1. 11
  1.  

  2. 5

    I can’t take any article on bash programming seriously when it uses unquoted variables, especially one about defensive coding.

    1. 3

      Defensive bash programming is good and important, but this article will not help you do it. Rather, this article is full of advice that is so bad that I suspect that it was written as a satire about bad programming advice.

      The very first line of code in the article has a bug due to not being sufficiently defensive:

      readonly PROGNAME=$(basename $0)
      

      Oh yeah, that’s gonna work real fucking well when $0 is “/home/kragen/buggy software/kfirlavi/rebuild”. This kind of stupid bug is everywhere in this article.

          local files=$@
          local i
          for i in $files
      

      Great, let’s call our filename “i” so that people will think it’s an integer once the loop is more than ten lines long. And hope that they don’t confuse “$i” with “$1”. And also introduce a completely unnecessary bug in handling filenames with spaces; for filename in "$@" would have been clearer, shorter, and most importantly, correct.

      Also, as apenwarr writes, “Assigning $@ to a variable is unspecified and it doesn’t do anything consistent.”

      main()
      • Intuitive for functional programming

      This shows that the author doesn’t know what “functional programming” means. Or, arguably, “intuitive”.

      is_not_empty() {
         local var=$1
      
         [[ -n $var ]]
      

      }

      Great, so if is_not_empty errors.log; then echo see errors.log >&2; fi will always print an error message! Whereas if you use [[ -n errors.log ]] then the bug is obvious if you know ksh or bash already.

      Here’s what I recommend for defensive bash:

      • never let bash autosplit your variable expansions; use doublequotes for that.
      • If you need aggregate data structures, consider using argument lists, multi-line files (possibly via a pipe), or using a different programming language, or using bash arrays. Not variables containing space-separated words.
      • always -print0 and -0 for find and xargs. Newlines in filenames are uncommon, but xargs splits on spaces too by default!
      • set -e at the beginning, always. You can use ||: if need be to ignore failures silently. (apenwarr disagrees.)
      • use trap 0 for cleanup.
      • don’t use /tmp unless you’re on a Mac. You’re creating open season for tempfile races.
      • use ${1:?errmsg} to ensure you’re getting called with enough parameters.

      Also, see Insufficiently known POSIX shell features, linked in the comment thread.

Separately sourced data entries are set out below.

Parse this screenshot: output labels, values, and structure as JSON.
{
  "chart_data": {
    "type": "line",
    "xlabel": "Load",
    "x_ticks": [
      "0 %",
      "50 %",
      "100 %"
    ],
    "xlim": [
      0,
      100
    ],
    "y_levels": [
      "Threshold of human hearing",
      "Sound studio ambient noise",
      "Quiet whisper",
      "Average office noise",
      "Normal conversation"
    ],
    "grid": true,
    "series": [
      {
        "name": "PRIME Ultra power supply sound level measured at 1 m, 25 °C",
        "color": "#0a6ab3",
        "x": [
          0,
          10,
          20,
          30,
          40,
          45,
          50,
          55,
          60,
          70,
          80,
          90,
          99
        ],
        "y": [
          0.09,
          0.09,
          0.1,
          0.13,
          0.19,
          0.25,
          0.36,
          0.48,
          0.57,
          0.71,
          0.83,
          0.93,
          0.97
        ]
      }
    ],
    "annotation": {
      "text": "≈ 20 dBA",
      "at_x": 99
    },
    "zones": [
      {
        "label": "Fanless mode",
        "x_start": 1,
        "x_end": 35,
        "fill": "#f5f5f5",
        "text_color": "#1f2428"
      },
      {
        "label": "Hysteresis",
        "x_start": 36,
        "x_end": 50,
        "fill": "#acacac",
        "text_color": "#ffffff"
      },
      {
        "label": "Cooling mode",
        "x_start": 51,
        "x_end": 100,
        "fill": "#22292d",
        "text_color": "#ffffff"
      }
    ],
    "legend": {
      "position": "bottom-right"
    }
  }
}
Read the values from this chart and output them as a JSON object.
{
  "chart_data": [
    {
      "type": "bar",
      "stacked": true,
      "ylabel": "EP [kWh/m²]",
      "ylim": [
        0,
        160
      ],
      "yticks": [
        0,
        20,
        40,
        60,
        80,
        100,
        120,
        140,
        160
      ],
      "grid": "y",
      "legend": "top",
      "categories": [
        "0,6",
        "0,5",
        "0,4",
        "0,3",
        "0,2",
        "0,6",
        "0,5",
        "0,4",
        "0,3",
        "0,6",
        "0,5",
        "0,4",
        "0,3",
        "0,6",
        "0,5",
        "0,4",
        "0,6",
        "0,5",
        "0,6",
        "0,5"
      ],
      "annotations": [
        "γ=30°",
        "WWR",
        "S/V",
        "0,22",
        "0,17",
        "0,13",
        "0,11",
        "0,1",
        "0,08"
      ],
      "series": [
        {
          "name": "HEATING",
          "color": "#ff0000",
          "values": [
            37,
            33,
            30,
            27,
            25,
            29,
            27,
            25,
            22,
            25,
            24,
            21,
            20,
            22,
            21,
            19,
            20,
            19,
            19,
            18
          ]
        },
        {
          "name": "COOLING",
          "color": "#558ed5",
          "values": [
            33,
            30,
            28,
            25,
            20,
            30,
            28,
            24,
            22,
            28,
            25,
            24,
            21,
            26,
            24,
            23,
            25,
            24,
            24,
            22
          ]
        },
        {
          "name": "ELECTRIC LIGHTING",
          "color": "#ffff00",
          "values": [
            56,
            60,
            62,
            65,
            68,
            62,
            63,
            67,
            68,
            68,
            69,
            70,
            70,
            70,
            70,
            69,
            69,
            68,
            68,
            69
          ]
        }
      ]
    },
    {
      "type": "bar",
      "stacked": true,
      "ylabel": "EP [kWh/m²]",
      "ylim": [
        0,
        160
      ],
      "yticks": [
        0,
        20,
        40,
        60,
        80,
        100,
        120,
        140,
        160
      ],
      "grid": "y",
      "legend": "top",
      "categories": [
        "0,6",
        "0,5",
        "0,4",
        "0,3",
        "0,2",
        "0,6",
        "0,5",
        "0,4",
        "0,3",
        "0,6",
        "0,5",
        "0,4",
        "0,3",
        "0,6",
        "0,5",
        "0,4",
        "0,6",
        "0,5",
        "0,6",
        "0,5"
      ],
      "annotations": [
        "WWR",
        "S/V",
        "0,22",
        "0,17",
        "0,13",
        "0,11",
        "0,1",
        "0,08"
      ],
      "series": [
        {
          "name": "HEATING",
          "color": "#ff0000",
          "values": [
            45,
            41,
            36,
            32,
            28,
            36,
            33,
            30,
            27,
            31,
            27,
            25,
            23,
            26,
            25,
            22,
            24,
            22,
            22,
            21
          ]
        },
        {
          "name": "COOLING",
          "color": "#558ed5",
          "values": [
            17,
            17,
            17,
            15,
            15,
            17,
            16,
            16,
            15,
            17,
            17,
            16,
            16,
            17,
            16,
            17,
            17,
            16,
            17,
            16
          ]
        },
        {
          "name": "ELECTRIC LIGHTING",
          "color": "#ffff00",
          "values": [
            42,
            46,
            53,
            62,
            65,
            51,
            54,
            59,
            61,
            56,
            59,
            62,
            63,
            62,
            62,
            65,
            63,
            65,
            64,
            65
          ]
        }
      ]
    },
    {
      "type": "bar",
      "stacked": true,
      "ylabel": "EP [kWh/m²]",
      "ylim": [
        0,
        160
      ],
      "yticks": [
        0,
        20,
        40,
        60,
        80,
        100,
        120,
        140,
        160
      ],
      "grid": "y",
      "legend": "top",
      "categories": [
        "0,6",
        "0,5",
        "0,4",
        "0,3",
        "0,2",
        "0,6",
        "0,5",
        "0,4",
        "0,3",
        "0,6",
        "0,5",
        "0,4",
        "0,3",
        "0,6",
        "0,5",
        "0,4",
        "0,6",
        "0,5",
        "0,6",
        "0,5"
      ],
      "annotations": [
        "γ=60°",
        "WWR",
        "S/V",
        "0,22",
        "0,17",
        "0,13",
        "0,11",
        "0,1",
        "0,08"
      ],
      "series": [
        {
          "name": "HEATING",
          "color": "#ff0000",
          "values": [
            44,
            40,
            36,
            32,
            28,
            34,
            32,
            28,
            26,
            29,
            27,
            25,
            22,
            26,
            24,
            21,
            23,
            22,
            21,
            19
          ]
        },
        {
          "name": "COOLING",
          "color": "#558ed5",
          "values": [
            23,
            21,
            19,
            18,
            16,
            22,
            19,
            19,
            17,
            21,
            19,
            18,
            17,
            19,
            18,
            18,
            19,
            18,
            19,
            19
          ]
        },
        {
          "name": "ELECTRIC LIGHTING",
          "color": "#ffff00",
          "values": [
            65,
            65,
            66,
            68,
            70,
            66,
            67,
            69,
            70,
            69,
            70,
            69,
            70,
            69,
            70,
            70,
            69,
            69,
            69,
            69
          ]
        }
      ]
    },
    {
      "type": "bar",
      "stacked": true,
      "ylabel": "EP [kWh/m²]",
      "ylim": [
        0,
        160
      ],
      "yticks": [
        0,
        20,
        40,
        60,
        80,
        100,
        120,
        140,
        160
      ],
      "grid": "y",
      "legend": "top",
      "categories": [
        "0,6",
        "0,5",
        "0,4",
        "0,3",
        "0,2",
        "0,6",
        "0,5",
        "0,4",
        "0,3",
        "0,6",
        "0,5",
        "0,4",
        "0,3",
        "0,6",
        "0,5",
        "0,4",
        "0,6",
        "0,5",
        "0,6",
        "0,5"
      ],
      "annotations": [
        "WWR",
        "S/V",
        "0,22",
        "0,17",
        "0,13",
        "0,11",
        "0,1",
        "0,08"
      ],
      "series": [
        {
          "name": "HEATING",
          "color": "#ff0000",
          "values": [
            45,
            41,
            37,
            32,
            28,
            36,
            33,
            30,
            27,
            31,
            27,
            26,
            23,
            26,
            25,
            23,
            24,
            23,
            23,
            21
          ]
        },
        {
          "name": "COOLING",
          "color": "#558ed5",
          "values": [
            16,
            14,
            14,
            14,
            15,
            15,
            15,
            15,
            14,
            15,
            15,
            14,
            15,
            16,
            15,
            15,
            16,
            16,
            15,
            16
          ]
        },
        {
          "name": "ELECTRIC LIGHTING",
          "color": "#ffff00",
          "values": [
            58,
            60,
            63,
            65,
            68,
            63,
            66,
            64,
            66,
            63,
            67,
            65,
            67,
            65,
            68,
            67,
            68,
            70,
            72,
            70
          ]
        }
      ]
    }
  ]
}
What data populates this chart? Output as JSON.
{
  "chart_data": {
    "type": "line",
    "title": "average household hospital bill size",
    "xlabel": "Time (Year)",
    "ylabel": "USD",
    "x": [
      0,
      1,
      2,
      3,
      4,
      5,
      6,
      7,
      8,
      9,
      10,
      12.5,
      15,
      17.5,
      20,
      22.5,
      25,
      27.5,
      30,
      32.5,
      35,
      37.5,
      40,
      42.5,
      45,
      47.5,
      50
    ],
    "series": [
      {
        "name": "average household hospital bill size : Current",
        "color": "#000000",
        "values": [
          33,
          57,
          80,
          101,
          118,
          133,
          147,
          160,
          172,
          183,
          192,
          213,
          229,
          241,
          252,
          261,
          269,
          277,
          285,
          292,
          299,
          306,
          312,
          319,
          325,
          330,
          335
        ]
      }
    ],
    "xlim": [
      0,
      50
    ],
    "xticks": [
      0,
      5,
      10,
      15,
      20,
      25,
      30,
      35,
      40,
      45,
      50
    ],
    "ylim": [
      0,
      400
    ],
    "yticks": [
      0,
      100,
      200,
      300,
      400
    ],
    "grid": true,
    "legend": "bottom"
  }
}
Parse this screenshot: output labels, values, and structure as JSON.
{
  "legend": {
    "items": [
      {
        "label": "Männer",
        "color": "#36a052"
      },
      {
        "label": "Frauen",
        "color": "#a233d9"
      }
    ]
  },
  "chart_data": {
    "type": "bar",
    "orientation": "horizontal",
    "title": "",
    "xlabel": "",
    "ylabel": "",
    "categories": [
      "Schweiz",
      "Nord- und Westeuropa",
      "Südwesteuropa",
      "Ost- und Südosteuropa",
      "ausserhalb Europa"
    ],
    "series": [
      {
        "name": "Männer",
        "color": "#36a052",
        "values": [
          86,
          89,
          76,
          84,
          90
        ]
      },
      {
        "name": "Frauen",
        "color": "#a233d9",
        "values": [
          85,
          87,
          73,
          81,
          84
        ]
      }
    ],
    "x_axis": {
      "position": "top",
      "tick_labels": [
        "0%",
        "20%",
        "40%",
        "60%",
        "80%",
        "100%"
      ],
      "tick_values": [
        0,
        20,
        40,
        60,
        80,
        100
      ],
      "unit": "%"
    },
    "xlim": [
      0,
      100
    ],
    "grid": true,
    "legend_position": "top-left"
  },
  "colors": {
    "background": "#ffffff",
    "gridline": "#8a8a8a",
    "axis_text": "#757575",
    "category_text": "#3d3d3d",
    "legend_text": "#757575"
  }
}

      Assuming it’s not actually a satire, @kfirlavi should be commended for sharing his ideas, which is an important part of the process of learning, but he doesn’t seem to realize that he’s still at a very basic level of competence with bash scripting (witness his comments looking down on bash scripts that are even worse than his), and as a result his advice is not very good.

      1. [Comment removed by author]

        1. 5

          I agree with your opinion but I think what the author of the article is trying to point out is: “How to use Bash securely” not “What to use instead of Bash”.

          1. [Comment removed by author]

            1. 2

              It’s not good advice. It’s terrible advice. See my longer top-level comment for details.

              1. 1

                Do you recommend using Bash at all given how hard it is to use correctly?

                1. 2

                  Yes, because there isn’t a plausible alternative. I mean Plan9 rc is less bug-prone but where do you have it installed?